Thursday, March 24, 2005

Hellooooooo?

How's everyone doing?
Haven't seen a post in a while so thought I would drop by and say hi while I'm taking a break from lab stuff.
ok so for a discussion topic:
What do you all think of the whole women in science thing that has been brought up lately?
I've been thinking about it a lot recently. I'm a women in Electrical Engineering with a Ph.D. and I guess there aren't that many of us and sometimes I wonder why. While I was a student, I never felt like the male/female ratio thing was a big problem. However, lately as I start looking for an academic position, I am not so sure how I feel about it all...

7 Comments:

Blogger acg said...

This comment has been removed by a blog administrator.

3/24/2005 09:23:00 PM  
Blogger acg said...

Well, I've noticed that I don't exactly have a lot of female coworkers. Maybe there are two? Anyway, at every meeting I've gone to, I've been the only woman.

3/24/2005 09:23:00 PM  
Blogger finou said...

Yea... I took a biology class a couple of years ago where the male/female ratio was 50-50. On the first day, I was looking around thinking: "Why are there so many women?" I guess I was so used to being the one of the only girl sin the class that it kind of weirded me out! (especially when I counted up and realized that it wasn't that there were more girls than guys at all... it was really very near half and half...)

3/26/2005 12:39:00 PM  
Blogger Justin said...

Actually, one of the wierdest things about going to MIT was the lack of girls in most of my classes. In high school, all the AP classes were if not dominated by girls, at least 50/50. Guys were sort of the oddballs. It was actually a bit of a shock to discover that this wasn't normal. Given that Idaho isn't particularly progressive, I've always wondered about this...

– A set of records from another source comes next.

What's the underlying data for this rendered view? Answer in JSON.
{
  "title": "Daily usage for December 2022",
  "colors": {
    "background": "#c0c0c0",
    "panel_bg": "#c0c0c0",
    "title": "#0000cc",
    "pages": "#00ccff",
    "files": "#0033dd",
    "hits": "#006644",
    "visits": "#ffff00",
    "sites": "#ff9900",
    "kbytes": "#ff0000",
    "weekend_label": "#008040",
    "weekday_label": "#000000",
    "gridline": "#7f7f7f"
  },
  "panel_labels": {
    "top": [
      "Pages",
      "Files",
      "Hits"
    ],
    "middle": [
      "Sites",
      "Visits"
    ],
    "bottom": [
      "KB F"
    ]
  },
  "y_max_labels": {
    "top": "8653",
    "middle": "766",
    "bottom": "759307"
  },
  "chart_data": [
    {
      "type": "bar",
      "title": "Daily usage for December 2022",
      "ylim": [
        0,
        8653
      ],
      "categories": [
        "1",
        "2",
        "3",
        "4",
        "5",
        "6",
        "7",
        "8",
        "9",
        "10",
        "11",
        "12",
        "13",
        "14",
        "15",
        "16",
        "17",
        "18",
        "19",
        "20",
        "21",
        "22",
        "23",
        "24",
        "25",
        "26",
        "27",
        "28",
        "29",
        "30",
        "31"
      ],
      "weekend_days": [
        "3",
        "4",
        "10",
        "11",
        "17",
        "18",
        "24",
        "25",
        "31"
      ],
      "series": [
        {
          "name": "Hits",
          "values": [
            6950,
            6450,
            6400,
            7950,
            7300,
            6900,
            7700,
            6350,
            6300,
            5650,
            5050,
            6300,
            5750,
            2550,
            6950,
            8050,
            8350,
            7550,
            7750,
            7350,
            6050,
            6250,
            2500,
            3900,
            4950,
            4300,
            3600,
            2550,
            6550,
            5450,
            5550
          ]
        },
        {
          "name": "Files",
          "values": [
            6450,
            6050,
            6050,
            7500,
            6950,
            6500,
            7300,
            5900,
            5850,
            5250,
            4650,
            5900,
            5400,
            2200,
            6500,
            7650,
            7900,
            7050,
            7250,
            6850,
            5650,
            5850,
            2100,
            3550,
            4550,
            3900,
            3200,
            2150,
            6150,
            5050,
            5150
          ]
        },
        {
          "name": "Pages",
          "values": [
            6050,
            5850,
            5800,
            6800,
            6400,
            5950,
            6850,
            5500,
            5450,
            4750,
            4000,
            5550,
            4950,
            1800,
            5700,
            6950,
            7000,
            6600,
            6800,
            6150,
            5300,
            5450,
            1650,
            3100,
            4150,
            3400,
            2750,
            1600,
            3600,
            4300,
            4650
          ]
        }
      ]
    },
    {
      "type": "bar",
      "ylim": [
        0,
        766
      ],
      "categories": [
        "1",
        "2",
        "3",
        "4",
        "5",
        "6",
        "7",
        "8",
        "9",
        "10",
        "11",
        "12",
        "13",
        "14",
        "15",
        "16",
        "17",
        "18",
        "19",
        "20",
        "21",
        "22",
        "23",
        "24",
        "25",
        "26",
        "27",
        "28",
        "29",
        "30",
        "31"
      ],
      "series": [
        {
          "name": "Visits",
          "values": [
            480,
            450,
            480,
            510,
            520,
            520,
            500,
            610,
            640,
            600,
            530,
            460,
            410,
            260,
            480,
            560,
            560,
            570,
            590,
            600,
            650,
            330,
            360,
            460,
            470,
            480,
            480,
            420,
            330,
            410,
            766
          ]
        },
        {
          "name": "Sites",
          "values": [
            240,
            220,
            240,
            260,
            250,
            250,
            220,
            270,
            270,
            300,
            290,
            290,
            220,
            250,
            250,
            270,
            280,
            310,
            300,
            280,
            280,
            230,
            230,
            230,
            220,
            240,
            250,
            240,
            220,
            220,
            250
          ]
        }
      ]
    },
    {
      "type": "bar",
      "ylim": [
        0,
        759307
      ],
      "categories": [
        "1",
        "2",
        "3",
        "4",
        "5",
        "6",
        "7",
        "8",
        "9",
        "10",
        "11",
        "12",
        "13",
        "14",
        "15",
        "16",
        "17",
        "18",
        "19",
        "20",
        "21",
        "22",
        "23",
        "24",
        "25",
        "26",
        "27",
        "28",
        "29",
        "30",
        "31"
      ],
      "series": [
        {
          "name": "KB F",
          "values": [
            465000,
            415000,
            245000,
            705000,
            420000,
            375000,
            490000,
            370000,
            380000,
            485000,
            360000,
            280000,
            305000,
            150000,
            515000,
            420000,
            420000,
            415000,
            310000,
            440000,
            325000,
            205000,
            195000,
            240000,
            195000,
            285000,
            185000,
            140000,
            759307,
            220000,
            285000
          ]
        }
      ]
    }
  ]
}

One explanation I've heard for why women are so underrepresented in faculty positions is that there is a conflict (more in the US than in, say, France) between the demands of a tenure track position to publish a lot of material to get tenure and the desire of many women to have a family in their early 30's. Would there be more women professors if universities offered more child care and/or gave people more time before making a decision on tenure?

3/28/2005 11:50:00 AM  
Blogger Vincent said...

At the middle- and high-school levels, females generally outperform males academically. Yet at higher levels of education, women are often underrepresented. In few fields is this as pronounced as in the physical sciences.

There was an interesting colloquium talk at the NRAO a few months ago by an Australian woman who was speaking on the topic of the evolving gender balance and residual inequities in physics and astronomy. One of the more interesting statements she made was that historically, as a scientific subfield evolves from being male-dominated to gender-equal, the subfield loses some of its ivory-tower lustre and the average salary decreases.

3/28/2005 10:46:00 PM  
Blogger Vincent said...

The American Institute of Physics recently released a report (highlights) that shows where the "leak" in the academic pipeline is. Women who enter physics or astronomy at the college level do not drop out of the field at higher rates than men. The problem is that women are underrepresented in college physics programs by about a factor of two.

3/30/2005 08:17:00 PM  
Blogger finou said...

about the people walking out of the harvard guys speech being immature, did you actually read what he said? Originally, I was thinking that people had overreacted and then I actually read the transcript.
I guess I can kind of see what he was perhaps trying to say but boy did he phrase it badly. I can see why people would get seriously offended...
For example:
"To take a set of diverse examples, the data will, I am confident, reveal that Catholics are substantially underrepresented in investment banking, which is an enormously high-paying profession in our society; that white men are very substantially underrepresented in the National Basketball Association; and that Jews are very substantially underrepresented in farming and in agriculture."
I mean come on... I love the way he basically says that he hasn't really looked at the data but that's probably what it would say.